Extended Data Fig. 2. Post-sort flow cytometry of CD3⁺CD4⁺ subsets that were CD32^hi, CD32^int or CD32^lo.

Cells were sorted as in Extended Data Fig. 1. a, Overlay plots of CD32 and CD4 expression by cells in CD32^hi, CD32^int and CD32^lo sorted populations. Note the heterogeneous pattern of cells from the CD32^hi and CD32^int populations. b, c, CD20, CD14 and CD3 staining in the CD32⁺ cells from the CD32^hi (b) and the CD32^int (c) subsets. Note the large proportions of all CD32⁺ cells bearing surface markers consistent with B cells (CD20⁺CD3⁻) or monocytes (CD14⁺CD3⁻) after sorting.

Extended Data Fig. 3. Flow cytometry of PBMCs sorted by alternative gating for CD32^hi, CD32^int and CD32^lo CD4 T cell populations, as well as T cell populations bearing markers of B cells (T–B) or other non-CD4-T-cells (T–other).

Cells in an inclusive light scatter gate consistent with either small lymphocytes or larger cells (first column) were enriched for single cells (second column). Within these gates, viable CD3⁺ cells (third column) that were CD19⁻ and CD20⁻ (lower gate, fourth column), CD16⁻ and CD14⁻ (fifth column), CD123⁻ (sixth column), CD4⁺ (seventh column), and CD32^hi, CD32^int or CD32^lo were then collected. Cells that were CD3⁺ and bearing markers of B cells (T–B; upper gate, fourth column) or other non-CD4-T-cells (T–other; combined ungated events from fifth and sixth columns) were also collected in separate tubes.

Extended Data Fig. 4. Post-sort flow cytometry of CD32 and CD4 expression by CD32^hi, CD32^int, CD32^lo, T–B and T–other cell subsets.

Cells were sorted as in Extended Data Fig. 3. Note the large proportions of all CD32⁺ cells that did not show high CD4 expression after sorting.

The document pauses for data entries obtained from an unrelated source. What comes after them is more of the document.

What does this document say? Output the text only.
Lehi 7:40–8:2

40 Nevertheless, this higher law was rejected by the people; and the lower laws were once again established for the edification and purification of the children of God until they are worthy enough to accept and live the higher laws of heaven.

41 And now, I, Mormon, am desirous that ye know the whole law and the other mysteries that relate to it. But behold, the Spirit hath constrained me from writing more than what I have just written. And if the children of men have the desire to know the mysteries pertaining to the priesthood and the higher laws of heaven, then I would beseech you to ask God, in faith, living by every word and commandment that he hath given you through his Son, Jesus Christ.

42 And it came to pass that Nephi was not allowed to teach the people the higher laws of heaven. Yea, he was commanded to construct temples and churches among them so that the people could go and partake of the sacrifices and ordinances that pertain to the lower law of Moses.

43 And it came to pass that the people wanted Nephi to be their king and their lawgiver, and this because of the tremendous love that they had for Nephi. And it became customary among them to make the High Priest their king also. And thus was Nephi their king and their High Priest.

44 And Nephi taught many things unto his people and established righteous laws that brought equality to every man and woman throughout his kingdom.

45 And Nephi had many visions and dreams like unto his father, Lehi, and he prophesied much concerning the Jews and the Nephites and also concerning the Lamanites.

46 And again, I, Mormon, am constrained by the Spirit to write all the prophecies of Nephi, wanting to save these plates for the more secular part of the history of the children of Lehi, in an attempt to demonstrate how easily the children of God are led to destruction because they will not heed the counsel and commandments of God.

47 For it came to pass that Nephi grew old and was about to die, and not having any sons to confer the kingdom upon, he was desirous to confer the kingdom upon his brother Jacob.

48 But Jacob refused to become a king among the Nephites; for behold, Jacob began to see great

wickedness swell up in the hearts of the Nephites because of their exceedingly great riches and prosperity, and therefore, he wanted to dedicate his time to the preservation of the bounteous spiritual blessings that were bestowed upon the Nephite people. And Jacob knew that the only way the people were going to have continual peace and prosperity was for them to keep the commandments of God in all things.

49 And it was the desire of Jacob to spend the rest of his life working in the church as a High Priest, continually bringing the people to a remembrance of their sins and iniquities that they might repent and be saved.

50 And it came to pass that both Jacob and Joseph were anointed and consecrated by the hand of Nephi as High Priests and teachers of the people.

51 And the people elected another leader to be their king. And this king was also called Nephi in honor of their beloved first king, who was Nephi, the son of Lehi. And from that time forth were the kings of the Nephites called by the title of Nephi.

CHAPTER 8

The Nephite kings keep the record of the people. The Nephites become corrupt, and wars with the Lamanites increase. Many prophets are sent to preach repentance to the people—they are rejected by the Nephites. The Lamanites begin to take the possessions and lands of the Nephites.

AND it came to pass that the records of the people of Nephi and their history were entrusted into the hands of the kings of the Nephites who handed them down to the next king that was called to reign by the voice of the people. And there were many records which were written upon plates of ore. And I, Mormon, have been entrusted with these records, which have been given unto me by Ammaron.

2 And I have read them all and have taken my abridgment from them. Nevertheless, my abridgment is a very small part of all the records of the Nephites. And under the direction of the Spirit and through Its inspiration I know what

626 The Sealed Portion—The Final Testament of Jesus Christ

Post-sort analyses of CD3⁺CD4⁺CD32^hi populations were deferred in cases in which these populations were too small to permit both post-sort analysis and downstream HIV DNA quantification (that is, donors # 1, 4 and 6–8).

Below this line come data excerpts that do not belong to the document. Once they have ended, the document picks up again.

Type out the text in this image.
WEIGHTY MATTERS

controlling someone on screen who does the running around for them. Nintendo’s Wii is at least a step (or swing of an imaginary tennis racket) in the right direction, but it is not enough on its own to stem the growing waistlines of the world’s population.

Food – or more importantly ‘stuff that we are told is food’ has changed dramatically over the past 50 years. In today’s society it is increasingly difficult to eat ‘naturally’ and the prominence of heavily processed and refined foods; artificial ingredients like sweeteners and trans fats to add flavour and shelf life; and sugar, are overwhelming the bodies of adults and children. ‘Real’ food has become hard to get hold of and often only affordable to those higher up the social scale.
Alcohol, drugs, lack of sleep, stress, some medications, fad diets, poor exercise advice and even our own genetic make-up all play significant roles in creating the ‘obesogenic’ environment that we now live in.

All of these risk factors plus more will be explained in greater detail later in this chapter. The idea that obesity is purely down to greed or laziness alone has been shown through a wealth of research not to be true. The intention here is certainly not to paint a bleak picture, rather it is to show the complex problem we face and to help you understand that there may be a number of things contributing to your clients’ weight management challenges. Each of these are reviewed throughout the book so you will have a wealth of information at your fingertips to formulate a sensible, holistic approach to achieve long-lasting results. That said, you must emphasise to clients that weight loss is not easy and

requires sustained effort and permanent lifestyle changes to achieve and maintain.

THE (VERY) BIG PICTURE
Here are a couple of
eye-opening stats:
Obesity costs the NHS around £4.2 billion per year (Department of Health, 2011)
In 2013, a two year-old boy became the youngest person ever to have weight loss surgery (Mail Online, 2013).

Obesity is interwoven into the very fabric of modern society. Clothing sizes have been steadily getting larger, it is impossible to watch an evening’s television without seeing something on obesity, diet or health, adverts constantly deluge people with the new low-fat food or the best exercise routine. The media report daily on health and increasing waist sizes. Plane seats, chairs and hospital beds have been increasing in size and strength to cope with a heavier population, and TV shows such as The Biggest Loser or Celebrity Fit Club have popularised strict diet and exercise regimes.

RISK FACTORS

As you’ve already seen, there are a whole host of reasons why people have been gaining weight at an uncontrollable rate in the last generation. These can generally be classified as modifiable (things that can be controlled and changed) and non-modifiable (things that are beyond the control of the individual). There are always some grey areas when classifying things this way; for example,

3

Extended Data Fig. 5. Flow cytometry, HIV DNA levels, and single-copy HIV DNA sequence analysis from CD32^hi, CD32^int and CD32^lo CD4 T cell populations, and from T cells also bearing non-CD4-T-cell markers.

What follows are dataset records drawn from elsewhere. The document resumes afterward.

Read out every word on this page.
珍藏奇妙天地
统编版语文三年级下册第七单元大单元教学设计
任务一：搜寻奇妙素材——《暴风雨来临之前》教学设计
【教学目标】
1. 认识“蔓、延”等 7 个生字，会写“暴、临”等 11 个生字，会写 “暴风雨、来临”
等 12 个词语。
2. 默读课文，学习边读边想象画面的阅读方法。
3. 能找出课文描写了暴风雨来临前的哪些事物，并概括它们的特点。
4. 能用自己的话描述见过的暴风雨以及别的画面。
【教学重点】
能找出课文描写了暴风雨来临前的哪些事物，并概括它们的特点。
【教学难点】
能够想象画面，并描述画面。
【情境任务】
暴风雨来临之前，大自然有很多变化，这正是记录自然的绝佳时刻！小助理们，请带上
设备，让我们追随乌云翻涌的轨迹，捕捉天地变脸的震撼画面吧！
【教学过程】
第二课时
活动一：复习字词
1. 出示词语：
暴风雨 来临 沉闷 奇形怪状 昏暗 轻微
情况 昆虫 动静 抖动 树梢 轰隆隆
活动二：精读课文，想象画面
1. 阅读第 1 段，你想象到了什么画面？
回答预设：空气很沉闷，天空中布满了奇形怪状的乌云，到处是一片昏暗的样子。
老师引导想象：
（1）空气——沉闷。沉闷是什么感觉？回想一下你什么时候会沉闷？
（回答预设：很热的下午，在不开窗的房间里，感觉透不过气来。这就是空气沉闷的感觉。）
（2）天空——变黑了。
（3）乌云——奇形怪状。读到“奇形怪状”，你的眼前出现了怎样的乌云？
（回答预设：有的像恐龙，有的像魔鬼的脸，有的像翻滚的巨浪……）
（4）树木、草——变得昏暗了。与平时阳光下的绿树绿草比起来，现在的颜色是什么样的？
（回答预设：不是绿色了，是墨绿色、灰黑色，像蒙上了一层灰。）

a, PBMCs from four additional study participants were collected from whole blood by venipuncture with immediate processing (without cryopreservation). The T–other population was collected as a combination of the ungated events from CD19/CD20, CD16/CD14 and γδ T cell receptor/CD123 exclusion plots (fourth, fifth and sixth columns). b, Left, copies of HIV DNA per million cells sorted from four additional study participants as in a. Right, percentages of all HIV DNA copies detected in blood cells deriving from CD32^hi, CD32^int, CD32^lo and T–other subsets, calculated by adjusting values in the left panel for the relative proportions of these subsets determined using FACS data. c, Sequences of individual HIV DNA copies were determined by Sanger sequencing of products obtained by fluorescence-assisted clonal amplification, which amplifies a region of the HIV env gene. Phylogenetic trees were constructed as described in the Supplementary Methods. All Bonferroni-corrected Slatkin–Maddison P values for genetic compartmentalization between any two subsets were greater than 0.05 in all four participants.